Reg NMS's introduction would make the business of making money harder for HFT firms by increasing the technical requirements of trading engines. But it also gave them an advantage in that they could start trying to exploit minute differences between the different prices at difference exchanges in the market.
"Some exchanges will process [data] faster than others," Eric Hunsader, the chief of market analysis firm Nanex, says. "When they do that, orders may appear on a network somewhere before it has even been processed somewhere in other exchanges. When that occurs HFT firms can adjust orders in other exchanges before trading takes place."
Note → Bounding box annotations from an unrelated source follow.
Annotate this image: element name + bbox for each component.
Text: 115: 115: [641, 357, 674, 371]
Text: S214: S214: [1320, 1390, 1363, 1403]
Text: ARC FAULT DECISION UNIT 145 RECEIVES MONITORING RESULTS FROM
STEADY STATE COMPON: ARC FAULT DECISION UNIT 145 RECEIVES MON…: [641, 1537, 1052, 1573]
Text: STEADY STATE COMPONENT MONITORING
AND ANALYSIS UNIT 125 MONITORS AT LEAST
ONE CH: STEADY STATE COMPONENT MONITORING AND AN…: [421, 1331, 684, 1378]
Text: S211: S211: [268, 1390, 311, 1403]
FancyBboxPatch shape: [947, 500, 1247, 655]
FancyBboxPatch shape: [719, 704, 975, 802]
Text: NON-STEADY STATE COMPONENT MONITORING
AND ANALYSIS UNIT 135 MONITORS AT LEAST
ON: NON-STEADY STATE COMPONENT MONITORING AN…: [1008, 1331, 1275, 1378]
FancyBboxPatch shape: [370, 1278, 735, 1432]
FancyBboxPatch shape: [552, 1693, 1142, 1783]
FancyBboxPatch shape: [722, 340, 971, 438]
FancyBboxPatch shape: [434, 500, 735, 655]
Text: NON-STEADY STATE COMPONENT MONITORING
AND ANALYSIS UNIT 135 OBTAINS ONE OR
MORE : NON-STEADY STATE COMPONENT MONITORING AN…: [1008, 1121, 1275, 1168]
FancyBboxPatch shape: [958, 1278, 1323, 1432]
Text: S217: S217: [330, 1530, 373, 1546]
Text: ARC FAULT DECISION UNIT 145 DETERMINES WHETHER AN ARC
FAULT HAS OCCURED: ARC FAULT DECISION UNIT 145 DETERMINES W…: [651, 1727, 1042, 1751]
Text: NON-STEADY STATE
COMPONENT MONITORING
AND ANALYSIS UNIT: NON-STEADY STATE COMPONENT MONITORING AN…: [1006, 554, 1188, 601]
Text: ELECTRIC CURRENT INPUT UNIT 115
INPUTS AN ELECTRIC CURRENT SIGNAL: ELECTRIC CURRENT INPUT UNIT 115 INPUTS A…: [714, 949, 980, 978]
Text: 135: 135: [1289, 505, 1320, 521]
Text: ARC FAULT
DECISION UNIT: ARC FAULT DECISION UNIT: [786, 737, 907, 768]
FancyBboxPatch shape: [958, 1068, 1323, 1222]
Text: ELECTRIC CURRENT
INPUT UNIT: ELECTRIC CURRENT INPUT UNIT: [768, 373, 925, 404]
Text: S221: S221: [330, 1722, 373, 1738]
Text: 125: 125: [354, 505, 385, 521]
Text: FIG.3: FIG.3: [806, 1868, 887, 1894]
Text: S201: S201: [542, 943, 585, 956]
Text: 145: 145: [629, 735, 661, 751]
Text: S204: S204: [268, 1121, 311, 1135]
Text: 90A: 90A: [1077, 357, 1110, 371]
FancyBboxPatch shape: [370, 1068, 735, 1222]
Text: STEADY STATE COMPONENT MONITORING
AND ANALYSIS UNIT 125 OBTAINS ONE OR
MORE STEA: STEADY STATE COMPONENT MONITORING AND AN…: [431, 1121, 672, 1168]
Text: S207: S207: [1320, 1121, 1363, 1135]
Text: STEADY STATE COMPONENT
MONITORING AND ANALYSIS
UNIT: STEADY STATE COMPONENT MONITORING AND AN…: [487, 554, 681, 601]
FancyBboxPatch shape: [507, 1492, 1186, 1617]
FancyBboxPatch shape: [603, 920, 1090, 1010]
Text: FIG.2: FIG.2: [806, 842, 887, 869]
Since NMS's introduction, the industry has been dogged by problems: the flash crash, regulation, falls in the stock market, frequent blips in share and market prices due to HFT's capitalising on information faster than any trading engine ever before, and so on.
"We still have a lot of trading compared to what we had ten years ago, but it's about half, at least in the US equity markets, compared to what it was 3/4/5 years ago," Ignall says.
Though growth in trade volumes has tapered off, the amount of quotes – requests by HFTs to exchanges to get the price of a stock – has rocketed. This is because as more and more capable trading systems have come to dominate the market, they have been fighting tooth and nail to try and disrupt the flow of stock information to other rival algorithms, Hunsader says.
This means that the trading engines can exploit slight pricing discrepancies for a lucrative payoff. "It's gauging the reaction of the marketplace, it's the ability to gain information," Hunsader says.
Quoting more than ordering can sometimes give trading engines an advantage, and also provides them with the information they need to accurately make trades.
"We find that whenever there is higher message traffic, smart order routers will get behind," Hunsader says. "They'll route to places they won't get otherwise. It gives them [HFT traders] an advantage for discovering a smart order that's being split up on exchanges."
But to trade in this tangled web of markets requires a punishing level of technical sophistication and infrastructure that weeds out other firms. Just as in other businesses where technology is a profit centre (cloud computing infrastructure, semiconductor manufacturing), HFT companies are caught in a dilemma where they need to invest ever more to keep up with their competitors, and the cost for falling behind technically only magnifies over time.